“With greatest battle also comes greatest victory” became my mantra after my massive stroke on March 25, 2014.
I’m Liza Pearl, 30 years old, and a registered nurse in the Philippines and Bahamas.
At 28 years old, I suffered from a hemorrhagic stroke caused by a blood clot completely blocking my right internal carotid artery. Not only did it leave the left side of my body paralyzed, but it completely devastated my life.
The day prior to the attack, I complained of neck pain and an on/off headache. The night before the stroke, I felt cold so I stood up to turn off the electric fan. Right after standing up, I collapsed and felt numbness on the whole left side of my body, and at the same time my speech slurred. I was conscious when my brother and mom brought me to the nearest hospital, which was 15 minutes away from where we lived. At the emergency room, the nurses and doctors took a series of exams, but the health care system and service wasn’t really that good.
Stroke management was not implemented right away. So my boyfriend’s family decided they needed to transfer me to a better hospital asap. Less than 24 hrs after my stroke, I was transferred to a bigger hospital in a different city via an ambulance. All through I was pretty conscious, but I didn’t really know what my final diagnosis was. From there, they gave me NGT (nasogastric tubing) and a series of CT scans.
Inside the ICU, the thought running in my mind was “Am I really going to die?”. Because at that point, I knew I’d had a stroke and still had terrible pain in my neck and head due to swelling.

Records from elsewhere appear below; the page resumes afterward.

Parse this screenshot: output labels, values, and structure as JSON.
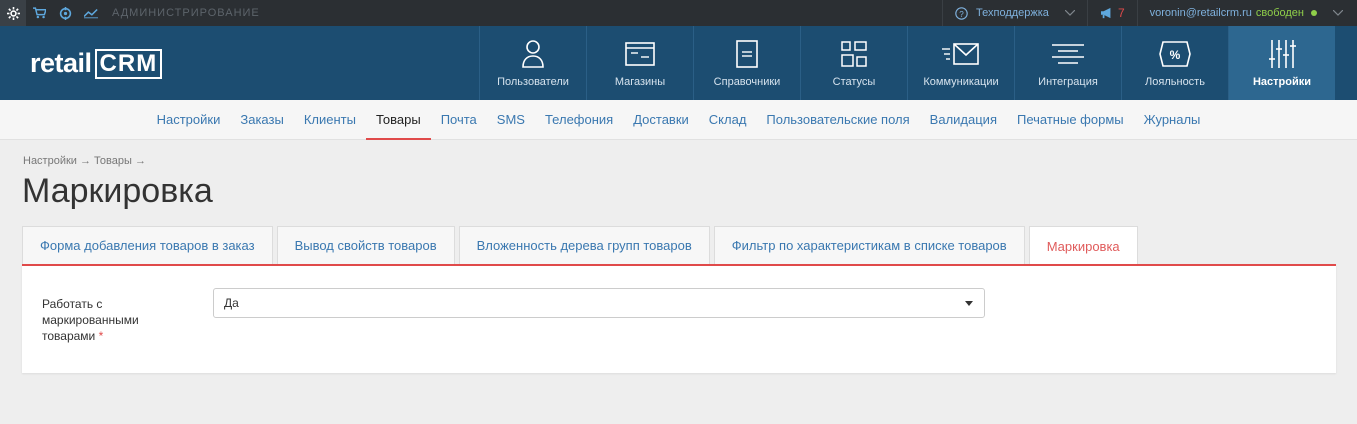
{
  "topbar": {
    "admin_label": "Администрирование",
    "support": "Техподдержка",
    "notifications_count": "7",
    "email": "voronin@retailcrm.ru",
    "status": "свободен"
  },
  "logo": {
    "text_left": "retail",
    "text_right": "CRM"
  },
  "main_nav": [
    {
      "label": "Пользователи",
      "icon": "user-icon"
    },
    {
      "label": "Магазины",
      "icon": "store-window-icon"
    },
    {
      "label": "Справочники",
      "icon": "book-icon"
    },
    {
      "label": "Статусы",
      "icon": "status-grid-icon"
    },
    {
      "label": "Коммуникации",
      "icon": "mail-icon"
    },
    {
      "label": "Интеграция",
      "icon": "integration-lines-icon"
    },
    {
      "label": "Лояльность",
      "icon": "percent-tag-icon"
    },
    {
      "label": "Настройки",
      "icon": "sliders-icon"
    }
  ],
  "sub_nav": [
    "Настройки",
    "Заказы",
    "Клиенты",
    "Товары",
    "Почта",
    "SMS",
    "Телефония",
    "Доставки",
    "Склад",
    "Пользовательские поля",
    "Валидация",
    "Печатные формы",
    "Журналы"
  ],
  "breadcrumb": "Настройки → Товары →",
  "page_title": "Маркировка",
  "tabs": [
    "Форма добавления товаров в заказ",
    "Вывод свойств товаров",
    "Вложенность дерева групп товаров",
    "Фильтр по характеристикам в списке товаров",
    "Маркировка"
  ],
  "form": {
    "label": "Работать с маркированными товарами",
    "required_mark": "*",
    "select_value": "Да"
  },
  "colors": {
    "header_bg": "#1c4d71",
    "accent_red": "#e04a4a",
    "link_blue": "#3a78b0"
  }
}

Initially, the doctors thought they needed to open up my head, but I responded well to most of the medicines, so they decided they
no longer needed the operation.
I have been a nurse for 8 years; I lost my job and at Christmas in the same year, I lost my mom due to cancer.
2015 was the worst year for me and I suffered from major depression.
This year 2016 is a new era; I realized that before I tended not to be thankful for each new day. But now, I am grateful for being able to get up each morning and try to move forward after everything that has happened.
It is a steep climb, but I am going to work hard and reach that top.
Because in the end, I am not going to cry because of what I lost, I am going to smile because of what I learned through it all.